Sun Microsystems furthered its commitment to dynamic languages with this week’s announcement that its NetBeans Java development toolkit would offer support for Ruby
The NetBeans Ruby Pack is a plug-in to the NetBeans IDE
“This is a big deal because until now, Ruby developers haven’t had a lot of IDE support. They just use plain text editors,” Tor Norbye, senior staff engineer at Sun , told internetnews.com. “In the Java world we’ve had lots of features available.”
With this support, Ruby developers will get features that programmers used to using an IDE take for granted, such as syntax highlighting, navigation outline, project support and unit test execution.

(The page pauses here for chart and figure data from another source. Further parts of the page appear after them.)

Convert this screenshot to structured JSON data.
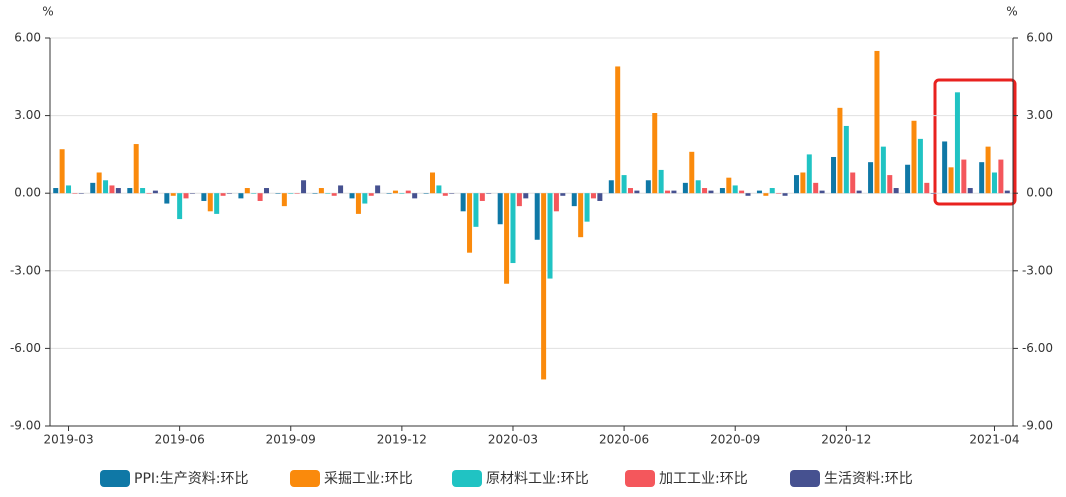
{
  "chart_data": {
    "type": "bar",
    "y_label": "%",
    "y2_label": "%",
    "categories": [
      "2019-03",
      null,
      null,
      "2019-06",
      null,
      null,
      "2019-09",
      null,
      null,
      "2019-12",
      null,
      null,
      "2020-03",
      null,
      null,
      "2020-06",
      null,
      null,
      "2020-09",
      null,
      null,
      "2020-12",
      null,
      null,
      null,
      "2021-04"
    ],
    "series": [
      {
        "name": "PPI:生产资料:环比",
        "color": "#0f78a6",
        "values": [
          0.2,
          0.4,
          0.2,
          -0.4,
          -0.3,
          -0.2,
          0,
          0,
          -0.2,
          0,
          0,
          -0.7,
          -1.2,
          -1.8,
          -0.5,
          0.5,
          0.5,
          0.4,
          0.2,
          0.1,
          0.7,
          1.4,
          1.2,
          1.1,
          2.0,
          1.2
        ]
      },
      {
        "name": "采掘工业:环比",
        "color": "#fa8a0c",
        "values": [
          1.7,
          0.8,
          1.9,
          -0.1,
          -0.7,
          0.2,
          -0.5,
          0.2,
          -0.8,
          0.1,
          0.8,
          -2.3,
          -3.5,
          -7.2,
          -1.7,
          4.9,
          3.1,
          1.6,
          0.6,
          -0.1,
          0.8,
          3.3,
          5.5,
          2.8,
          1.0,
          1.8
        ]
      },
      {
        "name": "原材料工业:环比",
        "color": "#20c3c3",
        "values": [
          0.3,
          0.5,
          0.2,
          -1.0,
          -0.8,
          0,
          0,
          0,
          -0.4,
          0,
          0.3,
          -1.3,
          -2.7,
          -3.3,
          -1.1,
          0.7,
          0.9,
          0.5,
          0.3,
          0.2,
          1.5,
          2.6,
          1.8,
          2.1,
          3.9,
          0.8
        ]
      },
      {
        "name": "加工工业:环比",
        "color": "#f4575c",
        "values": [
          0,
          0.3,
          0,
          -0.2,
          -0.1,
          -0.3,
          0,
          -0.1,
          -0.1,
          0.1,
          -0.1,
          -0.3,
          -0.5,
          -0.7,
          -0.2,
          0.2,
          0.1,
          0.2,
          0.1,
          0,
          0.4,
          0.8,
          0.7,
          0.4,
          1.3,
          1.3
        ]
      },
      {
        "name": "生活资料:环比",
        "color": "#465190",
        "values": [
          0,
          0.2,
          0.1,
          0,
          0,
          0.2,
          0.5,
          0.3,
          0.3,
          -0.2,
          0,
          0,
          -0.2,
          -0.1,
          -0.3,
          0.1,
          0.1,
          0.1,
          -0.1,
          -0.1,
          0.1,
          0.1,
          0.2,
          0,
          0.2,
          0.1
        ]
      }
    ],
    "ylim": [
      -9,
      6
    ],
    "yticks": [
      {
        "value": -9,
        "label": "-9.00"
      },
      {
        "value": -6,
        "label": "-6.00"
      },
      {
        "value": -3,
        "label": "-3.00"
      },
      {
        "value": 0,
        "label": "0.00"
      },
      {
        "value": 3,
        "label": "3.00"
      },
      {
        "value": 6,
        "label": "6.00"
      }
    ],
    "y2lim": [
      -9,
      6
    ],
    "y2ticks": [
      {
        "value": -9,
        "label": "-9.00"
      },
      {
        "value": -6,
        "label": "-6.00"
      },
      {
        "value": -3,
        "label": "-3.00"
      },
      {
        "value": 0,
        "label": "0.00"
      },
      {
        "value": 3,
        "label": "3.00"
      },
      {
        "value": 6,
        "label": "6.00"
      }
    ],
    "grid": true,
    "legend": "bottom"
  }
}
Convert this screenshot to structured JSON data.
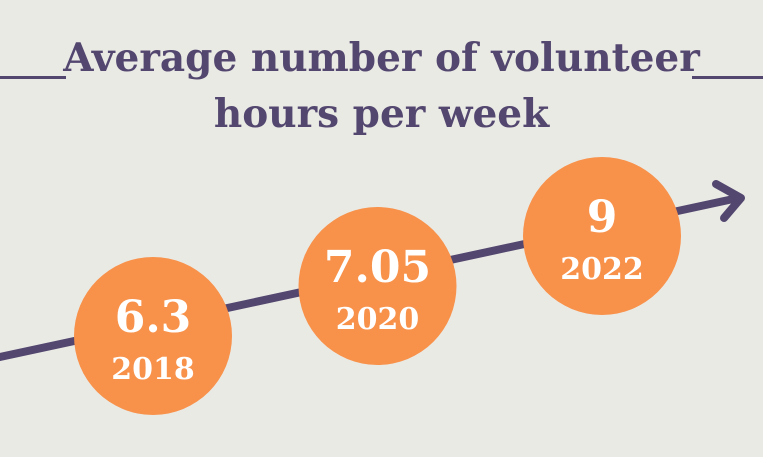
{
  "chart_data": {
    "type": "line",
    "title": "Average number of volunteer hours per week",
    "x": [
      "2018",
      "2020",
      "2022"
    ],
    "values": [
      6.3,
      7.05,
      9
    ],
    "value_labels": [
      "6.3",
      "7.05",
      "9"
    ]
  },
  "colors": {
    "background": "#eaeae5",
    "accent": "#53476f",
    "bubble": "#f8914a",
    "bubble_text": "#ffffff"
  }
}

The NetBeans Ruby Pack also offers extended features such as integrated documentation pop-ups for Ruby API calls, semantic analysis with highlighting of parameters and unused local variables, as well as occurrence highlighting.
Norbye said that there would also be ancillary support for developing Ruby on Rails
JRuby is the brainchild of two programmers, Charles Nutter and Thomas Enebo, whose demo at JavaOne last year impressed Sun so much, it hired the duo to work full time on the project. This week, they plan to release JRuby 0.9.8, meaning it is essentially done.
Norbye said this is part of a bigger Sun investment in scripting languages. “We’re thinking of doing additional scripting languages and ruby was the first one,” he said. “Ruby is getting a lot of buzz, and it’s also a nice language. We see an interest there, that’s why we’re providing something.”
While the Ruby support is fairly complete, Sun plans to work on adding more features to NetBeans. “Given this is a dynamic language, we can’t do accurate code completion in many cases. That’s an area we’ll be tweaking to make the IDE smarter and smarter,” said Norbye.
Steve O’Grady, principal analyst with Redmonk, said there hasn’t been a whole lot of attention paid to giving Ruby an IDE, but it would need one to be taken seriously by programmers.
“IDEs become particularly important when you want to break into mainstream usage,” he told internetnews.com. “Text editors are fine and some people are more comfortable working in text editors. All that said, there are a whole lot more people who aren’t hardcore developers. If you want a language to appeal to the masses, it is important to have the ability to simplify some of the tasks.”
The Ruby support plug-in for NetBeans is available as a free download from the NetBeans Autoupdate Center. Additional support for Ruby on Rails is expected to be available mid-year 2007.